VARIOUS POSITIONS (Ori Kowarsky). 90 minutes. Opens Friday (July 1). For venues and times, see Movies, page 105. Rating: NNN

Rating: NNN


Choosing between your family and your love is a story as old as Shakespeare, if not older, but writer/director Ori Kowarsky gives it a refreshing twist in Various Positions by juxtaposing a close-knit Jewish Orthodox family with postmodern, multicultural Canada.

Law student Josh ( Tygh Runyan ) has an overbearing father, a sanctimonious little brother and a mother who wants to move to Israel. For all that, he seems happy until he meets Cheryth ( Carly Pope ), an arts student with a Jewish father and Anglican mother, a hybrid who would taint the family – in other words, the perfect Canadian.

Josh’s dilemma is thrown into sharp relief when his father ( L. Harvey Gold ) disinters a gentile from their cemetery because her presence “stains” the sacred ground. “I’m glad we’re no longer being oppressed by that dead woman,” Josh comments sarcastically.

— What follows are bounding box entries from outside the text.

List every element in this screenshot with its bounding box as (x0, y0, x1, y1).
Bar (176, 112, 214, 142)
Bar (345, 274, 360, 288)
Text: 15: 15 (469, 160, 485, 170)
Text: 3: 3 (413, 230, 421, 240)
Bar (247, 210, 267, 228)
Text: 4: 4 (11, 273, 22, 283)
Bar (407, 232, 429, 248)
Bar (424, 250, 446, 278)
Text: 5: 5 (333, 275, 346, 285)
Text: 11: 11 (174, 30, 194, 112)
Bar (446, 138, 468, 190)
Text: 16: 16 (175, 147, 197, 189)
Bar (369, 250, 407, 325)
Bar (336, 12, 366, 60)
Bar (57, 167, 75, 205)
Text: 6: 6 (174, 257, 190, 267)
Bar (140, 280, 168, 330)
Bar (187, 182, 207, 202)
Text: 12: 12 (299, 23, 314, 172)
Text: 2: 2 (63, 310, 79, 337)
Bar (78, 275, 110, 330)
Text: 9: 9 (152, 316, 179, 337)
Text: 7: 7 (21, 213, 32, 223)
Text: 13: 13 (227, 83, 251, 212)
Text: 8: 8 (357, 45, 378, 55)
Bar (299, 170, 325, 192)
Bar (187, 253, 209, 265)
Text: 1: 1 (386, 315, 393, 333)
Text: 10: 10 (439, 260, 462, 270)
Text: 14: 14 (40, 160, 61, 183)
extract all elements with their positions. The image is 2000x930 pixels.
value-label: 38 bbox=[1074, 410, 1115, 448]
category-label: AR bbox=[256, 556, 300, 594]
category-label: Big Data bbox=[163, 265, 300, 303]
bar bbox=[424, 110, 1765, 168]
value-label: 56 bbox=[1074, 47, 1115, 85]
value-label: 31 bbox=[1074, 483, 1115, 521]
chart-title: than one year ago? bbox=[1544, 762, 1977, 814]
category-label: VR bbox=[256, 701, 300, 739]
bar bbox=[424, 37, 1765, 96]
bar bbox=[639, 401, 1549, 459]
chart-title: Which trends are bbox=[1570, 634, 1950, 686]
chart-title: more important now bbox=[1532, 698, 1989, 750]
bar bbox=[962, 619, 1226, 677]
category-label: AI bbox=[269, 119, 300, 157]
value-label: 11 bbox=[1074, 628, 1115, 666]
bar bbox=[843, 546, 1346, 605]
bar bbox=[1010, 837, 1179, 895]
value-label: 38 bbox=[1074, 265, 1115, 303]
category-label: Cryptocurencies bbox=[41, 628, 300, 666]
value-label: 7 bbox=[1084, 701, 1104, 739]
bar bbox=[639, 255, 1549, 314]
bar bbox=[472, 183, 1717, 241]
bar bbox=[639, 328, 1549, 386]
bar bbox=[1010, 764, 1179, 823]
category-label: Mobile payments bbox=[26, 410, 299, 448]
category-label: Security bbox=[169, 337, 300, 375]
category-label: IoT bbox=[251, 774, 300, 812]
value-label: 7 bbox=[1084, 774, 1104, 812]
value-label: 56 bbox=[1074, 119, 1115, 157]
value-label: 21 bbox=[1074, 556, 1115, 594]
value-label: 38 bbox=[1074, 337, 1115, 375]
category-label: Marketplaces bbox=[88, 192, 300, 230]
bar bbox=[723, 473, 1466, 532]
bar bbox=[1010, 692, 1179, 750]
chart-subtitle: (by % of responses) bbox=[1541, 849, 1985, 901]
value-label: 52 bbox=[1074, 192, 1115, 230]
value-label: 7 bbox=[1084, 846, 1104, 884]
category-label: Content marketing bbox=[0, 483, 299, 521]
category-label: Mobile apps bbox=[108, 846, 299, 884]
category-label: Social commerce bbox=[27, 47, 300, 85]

Globalization was supposed to purge states of the nationalism that caused two world wars in the last century. Instead, ethnic identities have in some ways become more entrenched. In Various Positions, Kowarsky shows that if the Montagues and Capulets lived in Canada today, they might not battle in the streets but they still probably wouldn’t like each other much.